Structural Condition The artist's canvas appears lined and is securely attached to a relatively new, keyed wooden stretcher. The canvas is slightly slack and undulates in places. Paint Surface The paint surface has a relatively even and discoloured varnish layer. There is also evidence of surface dirt and the painting would respond well to cleaning. There are intermittent historic paint losses close to the left edge including within the lower branches of the trees where the white ground is exposed. There are also a few further scattered minor paint losses within the composition. Inspection under ultra-violet light confirms the discoloured varnish layer. Inspection under ultra-violet light also shows scattered retouchings, including: 1) a number of small retouchings within the sky in the upper right quadrant of the composition including close to the edges, 2) small intermittent spots and lines of retouching on and close to the left edge including within the water towards the lower left corner, and 3) a diagonal line of retouching near the fringe of the pale green tree in the upper right quadrant of the composition. Summary The painting would therefore appear to be in relatively good condition and would benefit from cleaning, restoration and revarnishing.
"This lot is offered for sale subject to Sotheby's Conditions of Business, which are available on request and printed in Sotheby's sale catalogues. The independent reports contained in this document are provided for prospective bidders' information only and without warranty by Sotheby's or the Seller."

Catalogue Note

Painted at the height of Levitan’s career, Overgrown Pond is one of three known oils bearing this title and dating from 1887-1888. As with many of his most acclaimed works, such as Cool Breeze, The Volga (1895, State Tretyakov Gallery), Levitan occasionally painted more than one finished version to establish the most successful depiction of a scene. Given the similarities in composition, the present lot must be a reworking of the 1887 painting at the State Russian Museum (fig.2). The modest size of the latter (32 by 40.5cm) and the fact that it was painted on paper suggests that it may have been executed en plein air as a study. Although compositionally different, the version at the Vasily Polenov Museum-Reserve, also smaller in size (35 by 51cm), shares the same understated palette of greens and yellow as the present lot. In the 1890s Levitan executed another series on this subject, this time in watercolours and pastels, one of which was sold in these rooms in June 2015.

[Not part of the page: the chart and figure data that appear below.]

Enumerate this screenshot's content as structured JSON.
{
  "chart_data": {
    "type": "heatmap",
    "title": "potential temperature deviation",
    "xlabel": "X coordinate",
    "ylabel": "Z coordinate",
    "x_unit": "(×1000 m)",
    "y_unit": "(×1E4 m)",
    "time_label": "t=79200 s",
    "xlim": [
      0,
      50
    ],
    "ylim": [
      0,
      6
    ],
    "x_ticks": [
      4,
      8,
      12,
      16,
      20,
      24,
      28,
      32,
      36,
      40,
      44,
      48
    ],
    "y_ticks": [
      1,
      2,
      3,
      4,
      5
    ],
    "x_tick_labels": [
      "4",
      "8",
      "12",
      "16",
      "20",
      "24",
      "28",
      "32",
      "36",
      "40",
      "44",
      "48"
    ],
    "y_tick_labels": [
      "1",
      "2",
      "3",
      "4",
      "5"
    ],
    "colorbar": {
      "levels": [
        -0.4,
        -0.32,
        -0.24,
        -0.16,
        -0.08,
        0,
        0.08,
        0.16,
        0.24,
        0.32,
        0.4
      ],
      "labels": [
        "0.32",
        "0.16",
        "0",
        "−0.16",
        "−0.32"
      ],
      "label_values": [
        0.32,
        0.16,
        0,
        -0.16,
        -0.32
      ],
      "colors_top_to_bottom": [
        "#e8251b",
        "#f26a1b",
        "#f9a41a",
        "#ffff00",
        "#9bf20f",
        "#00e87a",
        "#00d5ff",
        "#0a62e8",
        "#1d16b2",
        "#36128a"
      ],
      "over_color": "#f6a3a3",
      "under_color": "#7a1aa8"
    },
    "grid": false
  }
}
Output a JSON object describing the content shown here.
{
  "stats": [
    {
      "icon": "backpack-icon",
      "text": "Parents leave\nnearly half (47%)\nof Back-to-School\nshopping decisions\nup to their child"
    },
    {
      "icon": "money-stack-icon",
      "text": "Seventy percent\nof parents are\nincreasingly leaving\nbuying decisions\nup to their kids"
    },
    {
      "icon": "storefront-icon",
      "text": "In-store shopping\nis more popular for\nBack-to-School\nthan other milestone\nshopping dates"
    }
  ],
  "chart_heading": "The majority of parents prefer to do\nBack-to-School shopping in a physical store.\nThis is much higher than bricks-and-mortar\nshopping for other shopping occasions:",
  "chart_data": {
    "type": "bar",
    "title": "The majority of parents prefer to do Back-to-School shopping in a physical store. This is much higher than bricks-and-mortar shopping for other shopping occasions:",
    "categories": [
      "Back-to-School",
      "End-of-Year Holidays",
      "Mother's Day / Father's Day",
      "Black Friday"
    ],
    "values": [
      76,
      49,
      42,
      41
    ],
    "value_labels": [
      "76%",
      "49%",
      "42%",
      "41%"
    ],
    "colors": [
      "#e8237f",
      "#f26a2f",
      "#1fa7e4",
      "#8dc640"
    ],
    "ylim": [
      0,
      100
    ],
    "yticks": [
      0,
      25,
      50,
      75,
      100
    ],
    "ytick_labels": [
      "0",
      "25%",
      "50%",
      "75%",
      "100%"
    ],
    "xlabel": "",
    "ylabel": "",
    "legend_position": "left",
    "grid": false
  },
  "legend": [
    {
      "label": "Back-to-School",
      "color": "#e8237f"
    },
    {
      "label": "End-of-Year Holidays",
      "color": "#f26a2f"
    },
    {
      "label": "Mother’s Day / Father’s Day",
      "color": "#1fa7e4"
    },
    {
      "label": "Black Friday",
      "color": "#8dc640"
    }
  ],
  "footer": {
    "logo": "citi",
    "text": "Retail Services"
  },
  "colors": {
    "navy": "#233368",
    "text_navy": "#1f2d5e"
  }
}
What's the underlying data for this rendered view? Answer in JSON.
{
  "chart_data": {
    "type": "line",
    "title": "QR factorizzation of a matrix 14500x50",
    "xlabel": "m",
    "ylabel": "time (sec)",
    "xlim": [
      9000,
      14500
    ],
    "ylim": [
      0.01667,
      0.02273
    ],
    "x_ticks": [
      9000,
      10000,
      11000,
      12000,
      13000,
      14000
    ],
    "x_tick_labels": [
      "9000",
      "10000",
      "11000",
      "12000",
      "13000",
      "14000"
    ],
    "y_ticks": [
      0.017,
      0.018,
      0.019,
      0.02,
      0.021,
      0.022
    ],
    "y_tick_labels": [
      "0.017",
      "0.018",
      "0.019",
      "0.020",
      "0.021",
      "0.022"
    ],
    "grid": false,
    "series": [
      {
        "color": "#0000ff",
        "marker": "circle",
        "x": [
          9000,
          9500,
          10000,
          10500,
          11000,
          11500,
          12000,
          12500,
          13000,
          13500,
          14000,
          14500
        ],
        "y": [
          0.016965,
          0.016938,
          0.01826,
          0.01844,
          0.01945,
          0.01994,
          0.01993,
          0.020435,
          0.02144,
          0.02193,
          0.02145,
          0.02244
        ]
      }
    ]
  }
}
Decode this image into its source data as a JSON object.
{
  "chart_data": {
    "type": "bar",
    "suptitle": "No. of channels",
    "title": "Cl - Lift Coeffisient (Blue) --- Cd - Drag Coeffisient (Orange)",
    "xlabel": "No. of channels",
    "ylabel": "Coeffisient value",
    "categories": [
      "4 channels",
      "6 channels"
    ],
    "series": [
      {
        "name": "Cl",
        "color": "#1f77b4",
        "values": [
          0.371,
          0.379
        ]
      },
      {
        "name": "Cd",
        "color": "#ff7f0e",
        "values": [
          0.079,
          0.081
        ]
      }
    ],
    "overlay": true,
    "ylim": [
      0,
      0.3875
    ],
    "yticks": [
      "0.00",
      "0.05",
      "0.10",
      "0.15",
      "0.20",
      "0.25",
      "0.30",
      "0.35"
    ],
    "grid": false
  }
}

As a student at the Moscow School of Painting, Sculpture and Architecture (1873-1885), Levitan encountered Vasily Polenov’s magnum opus Overgrown Pond (fig.3) at the 7th Itinerant Exhibition, which went on view at the School in April 1879. Such was Levitan's appreciation for the work that he was inspired to paint Desolate Pond in emulation, exhibiting it at the student exhibition only months later. It is tempting to attribute Levitan’s renewed interest in the subject in 1887 to his visit to Polenov’s dacha in Zhukovka, west of Moscow, in the summer of that year.

Overgrown Pond was one of six paintings by Levitan exhibited at the Vystavka russkoi zhivopisi dvukh poslednikh stoletii in Riga in December 1932. The exhibition was organised by Akropolis, the group founded by Eugene Klimoff (1901 – 1990) with the aim of encouraging the appreciation of Russian art. At least 43 paintings were loaned by Leo Maskovsky, including the present lot and another painting by Levitan from 1888 entitled Watermill, Sunset (fig.4). Maskovsky was a Russian émigré who settled in Riga after the Revolution and acquired an important collection of late-19th and early-20th century Russian paintings in the 1920s. He sold most of his collection in the 1930s before emigrating to Munich with only the smaller canvases. Following Maskovsky's death in 1972, his widow sold the remainder of the collection including the present lot in a series of auctions held at Christie’s London on 5 October 1989 and Christie’s Geneva on 17 May 1994.